Ich werde hier noch einmal hin müssen.
Und danach vielleicht noch einmal und noch einmal, ohne Ende. Ich sehe schon bildlich das schwarze Loch vor mir aufgehen, wenn ich nur daran denke, auch nur noch einmal mit diesem komischen Mann alleine in einem Raum Zeit verbringen zu müssen. Heute war es ja noch ganz erträglich, doch zum Ende hin hat er mir immer unangenehmere Fragen gestellt, vor allem Fragen, die ich nicht hören oder gar beantworten wollte. Fragen zu und um Sarah. Alleine bei dem Namen werde ich ruhig und ich traue mich dann gar nicht mehr wirklich, etwas von mir zu geben. Es schien fast so, als würde er mich besser kennen als mir lieb ist oder sogar besser als ich. Er kannte einfach alle Hintergrundinfos, sogar wie Sarah aussah, wie mein bester Freund hieß und Sarahs Todesursache. Was mich allerdings immerhin ein wenig beruhigt hatte war, dass er mit keinem Wort Noah erwähnte. Das hätte das Fass wirklich zum Überlaufen gebracht. Dann wäre ich vermutlich aus dem Raum gestürzt. Auch so musste ich mich schon echt beherrschen, nicht gleich in Tränen auszubrechen. Schweigend setzen sich meine Mutter und ich ins Auto. Sie fragt nicht wie es war, sie fragt nicht wie es mir geht. Sie erklärt auch nichts. Es ist, als wäre ich nie hier gewesen. Sie sagt generell nichts, ist sogar vom Gefühl her noch schweigsamer als heute Morgen, als wir hier hin gefahren sind. Manchmal werde ich aus ihr echt nicht schlau aber wenn man eins sagen kann dann, dass sie immer in den richtigen Momenten weiß, wann sie etwas sagen muss und wann nicht. Und genau dieser Moment ist einer dieser, in der sie lieber nichts sagen solle. Gemeinsam fahren wir schweigend nach Hause und halten davor noch bei McDonald's. Das machen wir echt selten, wohl eher nie. Ich weiß nicht recht, ob ich das als eine Art Belohnung für heute sehen darf, aber ich finde ehrlich gesagt, dass ich es auch verdient habe und irgendwie macht es das heutige Ereignis auch ertragbarer. Ja, ich freue mich sogar fast über meinen Big Mac, welchen ich in Windeseile verschlinge, bevor wir wieder ins Auto steigen. Der gute Nebeneffekt des Essens ist außerdem noch dieser, dass man währenddessen eh nicht besonders reden kann und somit die Atmosphäre zwischen uns nicht einmal angespannt oder gezwungen war.
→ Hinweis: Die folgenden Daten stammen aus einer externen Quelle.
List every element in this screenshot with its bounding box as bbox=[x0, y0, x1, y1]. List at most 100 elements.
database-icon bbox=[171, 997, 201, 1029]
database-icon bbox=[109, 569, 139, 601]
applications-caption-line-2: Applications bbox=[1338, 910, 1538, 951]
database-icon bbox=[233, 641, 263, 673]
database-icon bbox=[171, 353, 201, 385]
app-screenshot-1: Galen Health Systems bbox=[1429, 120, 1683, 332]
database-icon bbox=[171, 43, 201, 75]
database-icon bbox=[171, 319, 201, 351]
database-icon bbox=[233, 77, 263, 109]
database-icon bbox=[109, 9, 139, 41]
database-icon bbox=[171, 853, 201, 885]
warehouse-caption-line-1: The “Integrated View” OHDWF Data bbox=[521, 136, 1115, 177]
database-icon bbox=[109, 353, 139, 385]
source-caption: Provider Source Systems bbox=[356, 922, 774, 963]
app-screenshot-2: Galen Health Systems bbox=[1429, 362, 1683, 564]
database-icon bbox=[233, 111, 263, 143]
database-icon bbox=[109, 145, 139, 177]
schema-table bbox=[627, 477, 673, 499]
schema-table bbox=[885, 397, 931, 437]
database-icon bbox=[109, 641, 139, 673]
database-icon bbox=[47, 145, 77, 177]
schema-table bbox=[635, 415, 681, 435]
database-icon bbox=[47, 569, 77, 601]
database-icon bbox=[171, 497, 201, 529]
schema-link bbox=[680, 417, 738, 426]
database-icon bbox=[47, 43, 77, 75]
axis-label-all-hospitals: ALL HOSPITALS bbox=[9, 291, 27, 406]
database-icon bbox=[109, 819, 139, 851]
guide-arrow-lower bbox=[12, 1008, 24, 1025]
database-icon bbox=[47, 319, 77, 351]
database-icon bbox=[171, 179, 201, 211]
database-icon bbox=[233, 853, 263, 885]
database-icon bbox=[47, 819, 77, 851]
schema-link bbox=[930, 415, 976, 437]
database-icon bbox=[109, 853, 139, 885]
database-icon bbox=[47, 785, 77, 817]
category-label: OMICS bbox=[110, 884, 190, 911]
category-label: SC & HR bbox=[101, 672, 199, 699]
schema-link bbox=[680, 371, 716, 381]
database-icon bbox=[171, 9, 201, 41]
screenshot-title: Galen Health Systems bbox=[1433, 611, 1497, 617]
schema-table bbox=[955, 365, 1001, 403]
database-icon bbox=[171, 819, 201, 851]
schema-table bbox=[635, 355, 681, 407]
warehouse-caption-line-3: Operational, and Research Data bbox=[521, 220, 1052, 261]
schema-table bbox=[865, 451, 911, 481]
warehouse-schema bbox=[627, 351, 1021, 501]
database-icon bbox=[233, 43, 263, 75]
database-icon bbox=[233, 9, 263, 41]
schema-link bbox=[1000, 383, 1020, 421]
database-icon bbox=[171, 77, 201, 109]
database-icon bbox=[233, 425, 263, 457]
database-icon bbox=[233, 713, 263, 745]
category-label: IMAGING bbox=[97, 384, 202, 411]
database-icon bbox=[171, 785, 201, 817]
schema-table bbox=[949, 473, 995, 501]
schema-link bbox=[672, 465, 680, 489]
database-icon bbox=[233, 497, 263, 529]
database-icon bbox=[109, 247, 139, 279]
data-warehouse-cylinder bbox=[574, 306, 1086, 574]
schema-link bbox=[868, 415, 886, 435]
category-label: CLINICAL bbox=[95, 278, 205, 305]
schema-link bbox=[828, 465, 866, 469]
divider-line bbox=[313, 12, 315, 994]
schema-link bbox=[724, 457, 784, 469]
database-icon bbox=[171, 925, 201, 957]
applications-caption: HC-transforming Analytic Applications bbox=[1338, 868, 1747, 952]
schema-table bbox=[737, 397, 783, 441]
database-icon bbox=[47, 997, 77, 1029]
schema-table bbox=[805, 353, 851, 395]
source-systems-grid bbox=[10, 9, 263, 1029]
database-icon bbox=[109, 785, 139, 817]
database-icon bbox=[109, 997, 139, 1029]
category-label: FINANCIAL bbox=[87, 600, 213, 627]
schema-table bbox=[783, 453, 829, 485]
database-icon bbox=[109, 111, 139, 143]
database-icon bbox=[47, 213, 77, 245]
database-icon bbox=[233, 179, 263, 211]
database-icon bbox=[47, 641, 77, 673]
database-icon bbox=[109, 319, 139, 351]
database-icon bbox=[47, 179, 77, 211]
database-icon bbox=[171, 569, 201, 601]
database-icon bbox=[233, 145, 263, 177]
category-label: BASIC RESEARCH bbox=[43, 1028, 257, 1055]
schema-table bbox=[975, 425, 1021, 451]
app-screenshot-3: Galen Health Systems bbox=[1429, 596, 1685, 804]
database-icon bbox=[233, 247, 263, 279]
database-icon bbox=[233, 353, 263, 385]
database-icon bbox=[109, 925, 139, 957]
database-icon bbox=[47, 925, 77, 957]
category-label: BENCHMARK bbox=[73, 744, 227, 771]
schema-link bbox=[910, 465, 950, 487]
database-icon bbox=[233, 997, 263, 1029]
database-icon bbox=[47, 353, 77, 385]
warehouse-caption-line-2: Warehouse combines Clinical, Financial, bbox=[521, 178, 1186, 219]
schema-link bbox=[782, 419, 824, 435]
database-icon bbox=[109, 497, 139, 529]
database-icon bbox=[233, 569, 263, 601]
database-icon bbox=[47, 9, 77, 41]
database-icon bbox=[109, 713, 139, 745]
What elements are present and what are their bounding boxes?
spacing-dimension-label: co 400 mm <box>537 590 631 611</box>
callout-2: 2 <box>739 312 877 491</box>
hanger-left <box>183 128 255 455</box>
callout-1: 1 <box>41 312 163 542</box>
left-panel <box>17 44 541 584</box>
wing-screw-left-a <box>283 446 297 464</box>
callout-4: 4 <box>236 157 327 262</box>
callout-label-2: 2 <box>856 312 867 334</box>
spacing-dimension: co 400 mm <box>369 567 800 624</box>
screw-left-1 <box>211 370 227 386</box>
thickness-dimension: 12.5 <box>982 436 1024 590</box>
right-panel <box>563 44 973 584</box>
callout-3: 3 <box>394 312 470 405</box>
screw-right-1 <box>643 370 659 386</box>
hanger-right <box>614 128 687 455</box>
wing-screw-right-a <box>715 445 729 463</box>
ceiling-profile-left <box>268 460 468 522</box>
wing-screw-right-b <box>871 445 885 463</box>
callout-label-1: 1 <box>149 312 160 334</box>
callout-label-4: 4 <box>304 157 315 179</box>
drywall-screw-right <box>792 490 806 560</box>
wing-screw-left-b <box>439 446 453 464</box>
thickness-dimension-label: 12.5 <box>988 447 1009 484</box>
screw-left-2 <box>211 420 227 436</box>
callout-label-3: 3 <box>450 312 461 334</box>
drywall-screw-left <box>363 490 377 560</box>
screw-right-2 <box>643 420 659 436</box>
Als wir zuhause ankommen, lässt meine Mutter mich sofort auf mein Zimmer gehen, während sie im Wohnzimmer verschwindet. Beim Betreten meines Zimmers fühle ich mich automatisch irgendwie leichter. Vielleicht wegen der gewohnten Umgebung. Vielleicht auch, weil ich mich zuhause sicher fühle, weil ich hier von niemandem zur Rechenschaft gezogen werde. Weil ich hier keine komischen Fragen beantworten muss, welche ich gar nicht beantworten will und vielleicht auch, weil meine Mutter mir heute einen großen Gefallen getan hat nach der Sitzung und ich ihr nun irgendwie mehr vertraue. Leichtfüßig lasse ich mich auf mein Bett fallen. Mit dem Landen auf der Matratze ist es fast so, als würden mit dem Aufprall ebenso alle Sorgen von mir fallen und zum ersten Mal seit der letzten Zeit fühle ich mich wieder richtig wohl.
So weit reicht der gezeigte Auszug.